Por el rabillo del ojo miro como el señor que tengo sentado
a mi lado en el metro borra algunas fotos de su móvil. No lo hace de la manera
convencional; es decir, no lo hace desde la galería de fotos, no. Lo hace
buscando en la carpeta de la aplicación las imágenes y eliminándolas una a una.
Son archivos acabados en “.jpg” que va seleccionando de la lista larguísima y
que va marchando con un aspa para posteriormente borrarlos. No se ha dado cuenta
que arriba de todo pone: “eliminar todo”.
No llega a abrir ninguna foto, pero el simple hecho de que
lo haga desde la carpeta de la aplicación me lleva a pensar mal, soy así. Y la
cabeza se me pone a funcionar pensando que quizás son fotos de mujeres desnudas
que le han enviado mientras ligaba y ahora teme que su esposa se las pille y
por eso se afana en borrarlas allí, en el metro, en lugar de borrarlas
tranquilamente en el sofá de su casa.
Puestos a imaginar, me imagino a su mujer en casa esperando,
ajena a esas fotos que se borran, a ese móvil que miente, a ese marido que flirtea con otras. Me la imagino de pie, esperando a
que se abra la puerta, recibiendo ese beso rápido en la mejilla, esa huida
rápida de él hacia el dormitorio, esa mirada de ella clavada en el suelo.
Él continúa seleccionando imágenes y borrándolas y, una vez
están todas borradas, regresa a la carpeta anterior y se mete en las demás
carpetas para asegurarse de que no queda rastro. Una a una va comprobándolas
todas y asegurándose de que sus pruebas van a ser borradas porque sin pruebas
no hay delito y sin delito no hay delincuente.
Me bajo del metro. Él sigue buscando y rebuscando y yo me
bajo en mi parada y pienso en qué tenemos que esconder y de qué nos escondemos,
en si la intimidad es un móvil cargado de pruebas o si la confianza no es ni
una presunción de inocencia.
Llego a casa, es tarde. La cena está hecha y junto a ella
hay una nota de tareas para mañana y un boli. Todo está en silencio y por un
momento me imagino de nuevo a aquella esposa con una lista de tareas similares
en la mano esperando a que culpable marido se acabe la cena.

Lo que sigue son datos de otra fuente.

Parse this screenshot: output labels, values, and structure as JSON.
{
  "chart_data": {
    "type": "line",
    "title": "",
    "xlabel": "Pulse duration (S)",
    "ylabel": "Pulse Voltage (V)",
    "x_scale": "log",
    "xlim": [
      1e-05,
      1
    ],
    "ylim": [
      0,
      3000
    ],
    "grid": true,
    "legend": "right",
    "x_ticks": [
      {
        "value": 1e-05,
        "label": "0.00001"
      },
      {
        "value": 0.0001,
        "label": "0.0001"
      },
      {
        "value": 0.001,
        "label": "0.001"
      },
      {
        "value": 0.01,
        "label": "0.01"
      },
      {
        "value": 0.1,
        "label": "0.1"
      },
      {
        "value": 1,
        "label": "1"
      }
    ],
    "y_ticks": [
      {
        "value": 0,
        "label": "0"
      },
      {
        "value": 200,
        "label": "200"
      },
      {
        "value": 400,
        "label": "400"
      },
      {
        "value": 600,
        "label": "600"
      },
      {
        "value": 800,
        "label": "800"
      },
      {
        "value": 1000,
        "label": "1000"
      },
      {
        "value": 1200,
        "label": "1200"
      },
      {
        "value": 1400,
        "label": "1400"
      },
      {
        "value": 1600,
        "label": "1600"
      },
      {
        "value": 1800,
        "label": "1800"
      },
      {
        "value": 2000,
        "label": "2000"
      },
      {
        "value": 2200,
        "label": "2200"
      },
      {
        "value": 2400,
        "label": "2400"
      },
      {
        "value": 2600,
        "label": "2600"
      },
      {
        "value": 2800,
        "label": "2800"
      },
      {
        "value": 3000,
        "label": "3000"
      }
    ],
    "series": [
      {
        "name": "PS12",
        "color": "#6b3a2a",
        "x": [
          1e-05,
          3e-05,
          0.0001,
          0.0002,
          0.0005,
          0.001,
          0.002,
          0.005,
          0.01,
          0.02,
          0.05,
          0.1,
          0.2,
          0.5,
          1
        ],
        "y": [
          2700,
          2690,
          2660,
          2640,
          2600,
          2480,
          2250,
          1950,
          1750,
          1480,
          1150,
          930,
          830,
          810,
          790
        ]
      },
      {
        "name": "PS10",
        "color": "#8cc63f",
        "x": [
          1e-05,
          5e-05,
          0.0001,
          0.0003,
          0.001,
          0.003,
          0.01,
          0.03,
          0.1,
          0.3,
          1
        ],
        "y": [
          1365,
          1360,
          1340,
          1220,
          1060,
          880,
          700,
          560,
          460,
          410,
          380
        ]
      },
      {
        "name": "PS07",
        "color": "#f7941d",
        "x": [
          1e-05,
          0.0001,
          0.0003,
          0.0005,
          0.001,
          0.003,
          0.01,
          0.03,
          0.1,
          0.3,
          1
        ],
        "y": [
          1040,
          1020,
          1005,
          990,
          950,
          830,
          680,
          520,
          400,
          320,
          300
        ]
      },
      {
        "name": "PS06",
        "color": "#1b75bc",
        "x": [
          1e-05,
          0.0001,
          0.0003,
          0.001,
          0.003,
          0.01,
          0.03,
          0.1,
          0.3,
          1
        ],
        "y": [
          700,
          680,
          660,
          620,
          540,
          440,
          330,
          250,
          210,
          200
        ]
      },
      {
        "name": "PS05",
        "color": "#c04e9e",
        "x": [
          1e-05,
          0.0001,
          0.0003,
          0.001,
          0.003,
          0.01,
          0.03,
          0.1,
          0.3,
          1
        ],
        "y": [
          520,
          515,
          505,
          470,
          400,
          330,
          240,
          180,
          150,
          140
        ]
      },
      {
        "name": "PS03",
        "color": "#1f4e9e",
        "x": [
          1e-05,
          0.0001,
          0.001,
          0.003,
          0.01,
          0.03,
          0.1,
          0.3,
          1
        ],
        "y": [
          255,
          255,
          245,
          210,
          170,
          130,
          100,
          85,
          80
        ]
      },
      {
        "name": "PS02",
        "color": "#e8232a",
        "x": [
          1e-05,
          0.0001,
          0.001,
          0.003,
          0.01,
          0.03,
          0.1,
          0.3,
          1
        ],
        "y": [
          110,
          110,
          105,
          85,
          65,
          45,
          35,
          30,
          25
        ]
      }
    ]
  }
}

En casa el silencio lo inunda todo. Juan hace rato que
duerme y por las ventanas entreabiertas se oye de vez en cuando la voz de
alguno de los clientes de bar cuando sale a fumar en compañía de otro. Me quito
los zapatos de tacón y, sin hacer ruido, voy hasta la habitación y de la mesita
de noche cojo el móvil de Juan.
Los siguientes treinta minutos los paso
comiéndome la cena con una mano y navegando entre las innumerables carpetas de
su móvil.
No encuentro nada. Quizás en el camino de vuelta a casa, al
igual que el hombre que iba sentado a mi lado, también borró las pruebas. Cojo
el papel de tareas para mañana y con el bolígrafo dibujo en el reverso unos
labios que emulan un beso y lo dejo junto al móvil en su mesita. Yo tampoco
dejo pruebas, aún tengo intacta mi presunción de inocencia.